We can use the jax.make_jaxpr() utility to convert this function into a jaxpr given a particular input:

x = jnp.arange(5.0)
jax.make_jaxpr(selu)(x)
{ lambda ; a:f32[5]. let
    b:bool[5] = gt a 0.0
    c:f32[5] = exp a
    d:f32[5] = mul 1.6699999570846558 c
    e:f32[5] = sub d 1.6699999570846558
    f:f32[5] = pjit[
      name=_where
      jaxpr={ lambda ; b:bool[5] a:f32[5] e:f32[5]. let
          f:f32[5] = select_n b e a
        in (f,) }
    ] b a e
    g:f32[5] = mul 1.0499999523162842 f
  in (g,) }

Comparing this to the Python function definition, we see that it encodes the precise sequence of operations that the function represents. We’ll go into more depth about jaxprs later in JAX internals: The jaxpr language.

Pytrees#

JAX functions and transformations fundamentally operate on arrays, but in practice it is convenient to write code that works with collection of arrays: for example, a neural network might organize its parameters in a dictionary of arrays with meaningful keys. Rather than handle such structures on a case-by-case basis, JAX relies on the pytree abstraction to treat such collections in a uniform manner.

Here are some examples of objects that can be treated as pytrees:

# (nested) list of parameters
params = [1, 2, (jnp.arange(3), jnp.ones(2))]

print(jax.tree.structure(params))
print(jax.tree.leaves(params))
PyTreeDef([*, *, (*, *)])
[1, 2, Array([0, 1, 2], dtype=int32), Array([1., 1.], dtype=float32)]
# Dictionary of parameters
params = {'n': 5, 'W': jnp.ones((2, 2)), 'b': jnp.zeros(2)}

print(jax.tree.structure(params))
print(jax.tree.leaves(params))
PyTreeDef({'W': *, 'b': *, 'n': *})
[Array([[1., 1.],
       [1., 1.]], dtype=float32), Array([0., 0.], dtype=float32), 5]
# Named tuple of parameters
from typing import NamedTuple

class Params(NamedTuple):
  a: int
  b: float

params = Params(1, 5.0)
print(jax.tree.structure(params))
print(jax.tree.leaves(params))
PyTreeDef(CustomNode(namedtuple[Params], [*, *]))
[1, 5.0]

JAX has a number of general-purpose utilities for working with PyTrees; for example the functions jax.tree.map() can be used to map a function to every leaf in a tree, and jax.tree.reduce() can be used to apply a reduction across the leaves in a tree.

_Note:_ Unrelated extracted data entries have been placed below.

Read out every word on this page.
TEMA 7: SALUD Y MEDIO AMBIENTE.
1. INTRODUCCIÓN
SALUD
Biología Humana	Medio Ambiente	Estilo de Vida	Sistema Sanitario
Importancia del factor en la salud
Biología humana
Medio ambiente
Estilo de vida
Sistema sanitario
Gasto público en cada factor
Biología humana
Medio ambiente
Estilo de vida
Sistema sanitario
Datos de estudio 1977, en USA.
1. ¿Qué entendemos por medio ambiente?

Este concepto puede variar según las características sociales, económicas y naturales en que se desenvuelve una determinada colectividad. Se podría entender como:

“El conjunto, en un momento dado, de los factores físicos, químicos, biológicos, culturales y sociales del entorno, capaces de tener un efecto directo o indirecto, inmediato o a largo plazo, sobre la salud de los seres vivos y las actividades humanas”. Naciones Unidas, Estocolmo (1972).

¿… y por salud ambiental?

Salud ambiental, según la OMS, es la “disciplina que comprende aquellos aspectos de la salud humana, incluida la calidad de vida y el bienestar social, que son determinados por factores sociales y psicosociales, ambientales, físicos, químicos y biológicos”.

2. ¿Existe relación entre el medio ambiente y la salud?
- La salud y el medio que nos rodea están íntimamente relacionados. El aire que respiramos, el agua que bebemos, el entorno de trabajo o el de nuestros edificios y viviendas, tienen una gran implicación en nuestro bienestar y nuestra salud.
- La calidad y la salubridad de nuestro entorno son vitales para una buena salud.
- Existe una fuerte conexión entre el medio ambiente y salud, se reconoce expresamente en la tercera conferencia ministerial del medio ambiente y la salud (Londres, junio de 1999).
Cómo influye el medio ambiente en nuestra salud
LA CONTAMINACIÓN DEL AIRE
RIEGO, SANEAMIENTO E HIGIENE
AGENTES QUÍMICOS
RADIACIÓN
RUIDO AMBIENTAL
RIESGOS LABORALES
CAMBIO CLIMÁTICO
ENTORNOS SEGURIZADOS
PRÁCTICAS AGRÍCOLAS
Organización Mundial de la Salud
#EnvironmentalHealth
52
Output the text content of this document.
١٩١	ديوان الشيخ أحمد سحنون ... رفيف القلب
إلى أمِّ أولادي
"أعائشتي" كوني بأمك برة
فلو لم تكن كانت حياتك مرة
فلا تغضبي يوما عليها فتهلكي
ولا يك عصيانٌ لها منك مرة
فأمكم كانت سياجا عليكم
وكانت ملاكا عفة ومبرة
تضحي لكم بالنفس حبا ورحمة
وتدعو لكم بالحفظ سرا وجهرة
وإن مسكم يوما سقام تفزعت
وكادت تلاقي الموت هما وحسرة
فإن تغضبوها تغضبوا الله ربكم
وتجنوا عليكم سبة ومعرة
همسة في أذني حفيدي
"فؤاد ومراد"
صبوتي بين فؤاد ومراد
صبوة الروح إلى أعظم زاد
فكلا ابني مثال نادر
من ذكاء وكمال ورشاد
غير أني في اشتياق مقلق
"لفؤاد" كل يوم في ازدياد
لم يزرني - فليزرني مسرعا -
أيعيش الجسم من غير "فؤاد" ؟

You can learn more in the Working with pytrees tutorial.

Pseudorandom numbers#

Generally, JAX strives to be compatible with NumPy, but pseudo random number generation is a notable exception. NumPy supports a method of pseudo random number generation that is based on a global state, which can be set using numpy.random.seed(). Global random state interacts poorly with JAX’s compute model and makes it difficult to enforce reproducibility across different threads, processes, and devices. JAX instead tracks state explicitly via a random key:

from jax import random

key = random.key(43)
print(key)
Array((), dtype=key<fry>) overlaying:
[ 0 43]

The key is effectively a stand-in for NumPy’s hidden state object, but we pass it explicitly to jax.random() functions. Importantly, random functions consume the key, but do not modify it: feeding the same key object to a random function will always result in the same sample being generated.

print(random.normal(key))
print(random.normal(key))
0.07520543
0.07520543

The rule of thumb is: never reuse keys (unless you want identical outputs).

In order to generate different and independent samples, you must split() the key explicitly before passing it to a random function:

for i in range(3):
  new_key, subkey = random.split(key)
  del key  # The old key is consumed by split() -- we must never use it again.

  val = random.normal(subkey)
  del subkey  # The subkey is consumed by normal().

  print(f"draw {i}: {val}")
  key = new_key  # new_key is safe to use in the next iteration.
draw 0: -1.9133632183074951
draw 1: -1.4749839305877686
draw 2: -0.36703771352767944

Note that this code is thread safe, since the local random state eliminates possible race conditions involving global state. jax.random.split() is a deterministic function that converts one key into several independent (in the pseudorandomness sense) keys.

For more on pseudo random numbers in JAX, see the Pseudorandom numbers tutorial.